First off, the outer loop runs n times clearly because i is not modified
within the loop. The only code within the loop that could run more than once is
the block
while (j > 0 && s[i] != s[j])
{
j = pi[j-1]
}
So how many times can that run? Well notice that every time that condition is
satisfied we decrease the value of j which, at this point, is at most
pi[i-1]. If it hits 0 then the while loop is done. To see why this is important,
we first prove a lemma (you're a very smart 9-year-old):
pi[i] <= i
This is done by induction. pi[0] <= 0 since it's set once in the initialization of pi and never touched again. Then inductively we let 0 < k < n and assume
the claim holds for 0 <= a < k. Consider the value of p[k]. It's set
precisely once in the line pi[i] = j. Well how big can j be? It's initialized
to pi[k-1] <= k-1 by induction. In the while block it then may be updated to pi[j-1] <= j-1 < pi[k-1]. By another mini-induction you can see that j will never increase past pi[k-1]. Hence after the
while loop we still have j <= k-1. Finally it might be incremented once so we have
j <= k and so pi[k] = j <= k (which is what we needed to prove to finish our induction).

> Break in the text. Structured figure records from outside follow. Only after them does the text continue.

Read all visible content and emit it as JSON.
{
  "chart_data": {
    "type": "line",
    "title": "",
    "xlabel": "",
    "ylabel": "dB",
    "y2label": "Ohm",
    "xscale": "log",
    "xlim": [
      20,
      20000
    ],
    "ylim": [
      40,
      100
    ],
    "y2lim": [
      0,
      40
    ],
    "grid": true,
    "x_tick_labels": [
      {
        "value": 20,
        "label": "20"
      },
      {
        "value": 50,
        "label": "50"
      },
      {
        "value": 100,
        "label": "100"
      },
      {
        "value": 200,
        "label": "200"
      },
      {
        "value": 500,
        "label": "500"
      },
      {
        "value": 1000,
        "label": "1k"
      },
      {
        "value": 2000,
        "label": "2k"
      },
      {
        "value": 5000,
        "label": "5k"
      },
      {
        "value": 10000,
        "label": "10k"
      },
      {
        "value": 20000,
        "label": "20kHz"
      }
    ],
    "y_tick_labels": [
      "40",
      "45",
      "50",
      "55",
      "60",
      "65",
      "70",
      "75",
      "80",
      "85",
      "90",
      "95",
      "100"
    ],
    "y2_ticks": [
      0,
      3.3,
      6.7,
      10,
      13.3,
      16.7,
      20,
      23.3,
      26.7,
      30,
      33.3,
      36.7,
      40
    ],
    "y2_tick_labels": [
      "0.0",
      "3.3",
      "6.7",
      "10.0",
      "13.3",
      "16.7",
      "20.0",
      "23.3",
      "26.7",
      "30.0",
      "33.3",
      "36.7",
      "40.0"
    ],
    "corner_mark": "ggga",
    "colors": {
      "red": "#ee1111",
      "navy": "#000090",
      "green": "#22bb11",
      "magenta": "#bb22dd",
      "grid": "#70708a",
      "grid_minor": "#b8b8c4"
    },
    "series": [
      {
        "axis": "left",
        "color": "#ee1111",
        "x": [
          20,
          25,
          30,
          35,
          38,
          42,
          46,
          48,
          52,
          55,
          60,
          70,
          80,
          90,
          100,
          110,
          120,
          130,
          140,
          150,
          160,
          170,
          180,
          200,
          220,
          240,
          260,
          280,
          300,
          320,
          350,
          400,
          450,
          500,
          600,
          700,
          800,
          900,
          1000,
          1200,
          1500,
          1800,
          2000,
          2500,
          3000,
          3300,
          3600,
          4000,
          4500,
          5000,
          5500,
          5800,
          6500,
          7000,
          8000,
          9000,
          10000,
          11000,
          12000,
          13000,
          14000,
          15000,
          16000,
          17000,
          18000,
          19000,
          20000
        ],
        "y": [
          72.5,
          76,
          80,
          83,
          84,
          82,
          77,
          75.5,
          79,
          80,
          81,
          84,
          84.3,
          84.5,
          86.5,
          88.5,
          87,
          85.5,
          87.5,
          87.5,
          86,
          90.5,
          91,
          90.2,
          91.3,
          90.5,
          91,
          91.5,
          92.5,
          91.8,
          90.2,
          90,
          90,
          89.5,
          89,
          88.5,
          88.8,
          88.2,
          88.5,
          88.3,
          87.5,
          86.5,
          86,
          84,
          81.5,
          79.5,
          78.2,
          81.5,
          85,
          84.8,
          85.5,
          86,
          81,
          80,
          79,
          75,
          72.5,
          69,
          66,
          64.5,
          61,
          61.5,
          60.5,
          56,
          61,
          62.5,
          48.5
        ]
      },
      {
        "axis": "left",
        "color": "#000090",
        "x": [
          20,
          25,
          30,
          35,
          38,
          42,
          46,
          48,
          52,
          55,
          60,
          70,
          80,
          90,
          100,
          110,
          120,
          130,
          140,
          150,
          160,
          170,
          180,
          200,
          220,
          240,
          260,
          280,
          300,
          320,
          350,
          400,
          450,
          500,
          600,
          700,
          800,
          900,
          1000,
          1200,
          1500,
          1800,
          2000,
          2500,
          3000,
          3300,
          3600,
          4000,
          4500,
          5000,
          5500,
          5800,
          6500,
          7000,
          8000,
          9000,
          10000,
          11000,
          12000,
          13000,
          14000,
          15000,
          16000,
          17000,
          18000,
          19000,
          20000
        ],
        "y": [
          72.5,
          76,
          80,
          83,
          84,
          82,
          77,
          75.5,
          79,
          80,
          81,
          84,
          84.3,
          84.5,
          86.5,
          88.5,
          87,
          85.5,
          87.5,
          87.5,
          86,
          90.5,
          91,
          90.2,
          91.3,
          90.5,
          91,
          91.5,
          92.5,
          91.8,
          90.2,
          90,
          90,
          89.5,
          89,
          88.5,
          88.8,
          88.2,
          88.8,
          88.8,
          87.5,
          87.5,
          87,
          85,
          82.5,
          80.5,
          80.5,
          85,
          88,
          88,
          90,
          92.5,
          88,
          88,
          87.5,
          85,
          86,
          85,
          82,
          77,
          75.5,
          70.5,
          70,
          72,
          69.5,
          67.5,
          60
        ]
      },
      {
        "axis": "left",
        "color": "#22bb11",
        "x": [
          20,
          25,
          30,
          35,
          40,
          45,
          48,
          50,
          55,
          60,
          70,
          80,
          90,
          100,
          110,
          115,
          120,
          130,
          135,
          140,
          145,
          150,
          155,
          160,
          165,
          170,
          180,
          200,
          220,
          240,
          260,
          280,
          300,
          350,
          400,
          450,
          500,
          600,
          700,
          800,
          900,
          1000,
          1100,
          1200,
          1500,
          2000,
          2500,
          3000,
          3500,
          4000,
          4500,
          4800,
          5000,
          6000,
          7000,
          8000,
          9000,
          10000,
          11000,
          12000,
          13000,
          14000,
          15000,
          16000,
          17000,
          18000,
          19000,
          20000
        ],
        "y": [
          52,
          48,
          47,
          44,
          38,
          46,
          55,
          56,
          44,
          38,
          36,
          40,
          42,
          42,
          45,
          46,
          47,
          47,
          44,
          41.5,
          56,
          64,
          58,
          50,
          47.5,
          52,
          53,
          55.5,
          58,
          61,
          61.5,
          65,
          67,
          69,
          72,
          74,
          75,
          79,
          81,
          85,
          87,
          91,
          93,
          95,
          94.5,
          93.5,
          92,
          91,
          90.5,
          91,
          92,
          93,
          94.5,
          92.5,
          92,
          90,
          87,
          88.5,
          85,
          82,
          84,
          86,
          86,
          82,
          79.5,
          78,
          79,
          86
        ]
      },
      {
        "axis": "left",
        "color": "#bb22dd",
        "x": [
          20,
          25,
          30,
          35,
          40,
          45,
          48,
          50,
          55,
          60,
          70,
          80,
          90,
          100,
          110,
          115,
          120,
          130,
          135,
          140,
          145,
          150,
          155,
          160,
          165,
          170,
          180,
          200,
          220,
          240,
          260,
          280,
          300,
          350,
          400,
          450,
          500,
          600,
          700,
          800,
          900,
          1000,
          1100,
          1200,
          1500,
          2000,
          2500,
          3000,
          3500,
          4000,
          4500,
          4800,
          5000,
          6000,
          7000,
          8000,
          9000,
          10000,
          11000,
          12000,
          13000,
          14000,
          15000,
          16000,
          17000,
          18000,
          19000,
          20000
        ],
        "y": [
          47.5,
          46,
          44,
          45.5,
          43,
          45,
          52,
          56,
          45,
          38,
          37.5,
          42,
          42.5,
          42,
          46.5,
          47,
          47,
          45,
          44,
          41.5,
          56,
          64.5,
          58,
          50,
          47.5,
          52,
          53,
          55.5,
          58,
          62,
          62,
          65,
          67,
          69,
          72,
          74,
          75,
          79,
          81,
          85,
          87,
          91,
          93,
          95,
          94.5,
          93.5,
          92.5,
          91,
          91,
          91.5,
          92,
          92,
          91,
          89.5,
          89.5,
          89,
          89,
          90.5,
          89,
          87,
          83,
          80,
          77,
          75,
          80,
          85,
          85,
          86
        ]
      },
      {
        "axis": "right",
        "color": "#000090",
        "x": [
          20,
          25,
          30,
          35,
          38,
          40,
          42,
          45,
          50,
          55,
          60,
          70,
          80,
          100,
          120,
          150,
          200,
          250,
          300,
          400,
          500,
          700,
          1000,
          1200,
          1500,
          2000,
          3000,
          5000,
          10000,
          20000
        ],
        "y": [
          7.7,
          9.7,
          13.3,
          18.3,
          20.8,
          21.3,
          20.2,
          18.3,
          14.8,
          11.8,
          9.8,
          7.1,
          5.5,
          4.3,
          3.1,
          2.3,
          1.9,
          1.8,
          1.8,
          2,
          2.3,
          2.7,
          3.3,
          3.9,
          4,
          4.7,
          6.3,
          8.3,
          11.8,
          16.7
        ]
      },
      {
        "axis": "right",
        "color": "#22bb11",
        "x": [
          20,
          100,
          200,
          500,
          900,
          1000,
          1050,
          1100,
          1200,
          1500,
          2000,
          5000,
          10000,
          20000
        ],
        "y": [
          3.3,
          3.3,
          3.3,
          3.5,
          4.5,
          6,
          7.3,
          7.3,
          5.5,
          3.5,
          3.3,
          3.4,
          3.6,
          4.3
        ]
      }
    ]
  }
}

Now returning back to the original point, we ask "how many times can we decrease the value of
j"? Well with our lemma we can now see that every iteration of the while loop will
monotonically decrease the value of j. In particular we have:
pi[j-1] <= j-1 < j
So how many times can this run? At most pi[i-1] times. The astute reader might think
"you've proven nothing! We have pi[i-1] <= i-1 but it's inside the while loop so
it's still O(n^2)!". The slightly more astute reader notices this extra fact:
However many times we run j = pi[j-1] we then decrease the value of pi[i] which shortens the next iteration of the loop!
For example, let's say j = pi[i-1] = 10. But after ~6 iterations of the while loop we have
j = 3 and let's say it gets incremented by 1 in the s[i] == s[j] line so j = 4 = pi[i].
Well then at the next iteration of the outer loop we start with j = 4... so we can only execute the while at most 4 times.
The final piece of the puzzle is that ++j runs at most once per loop. So it's not like we can have
something like this in our pi vector:
0 1 2 3 4 5 1 6 1 7 1 8 1 9 1
^ ^ ^ ^ ^
Those spots might mean multiple iterations of the while loop if this
could happen
To make this actually formal you might establish the invariants described above and then use induction
to show that the total number of times that while loop is run, summed with pi[i] is at most i.
From that, it follows that the total number of times the while loop is run is O(n) which means that the entire outer loop has complexity:
O(n) // from the rest of the outer loop excluding the while loop
+ O(n) // from the while loop
=> O(n)
Let's start with the fact the outer loop executes n times, where n is the length of the pattern we seek. The inner loop decreases the value of j by at least 1, since pi[j] < j. The loop terminates at the latest when j == -1, therefore it can decrease the value of j at most as often as it has been increased previously by j++ (the outer loop). Since j++ is executed in the outer loop exactly n times, the overall number of executions of the inner while loop is limited to n. The preprocessing algorithm therefore requires O(n) steps.
If you care, consider this simpler implementation of the preprocessing stage:
/* ff stands for 'failure function': */
void kmp_table(const char *needle, int *ff, size_t nff)
{
int pos = 2, cnd = 0;
if (nff > 1){
ff[0] = -1;
ff[1] = 0;
} else {
ff[0] = -1;
}
while (pos < nff) {
if (needle[pos - 1] == needle[cnd]) {
ff[pos++] = ++cnd;
} else if (cnd > 0) {
cnd = ff[cnd]; /* This is O(1) for the reasons above. */
} else {
ff[pos++] = 0;
}
}
}
from which it is painfully obvious the failure function is O(n), where n is the length of the pattern sought.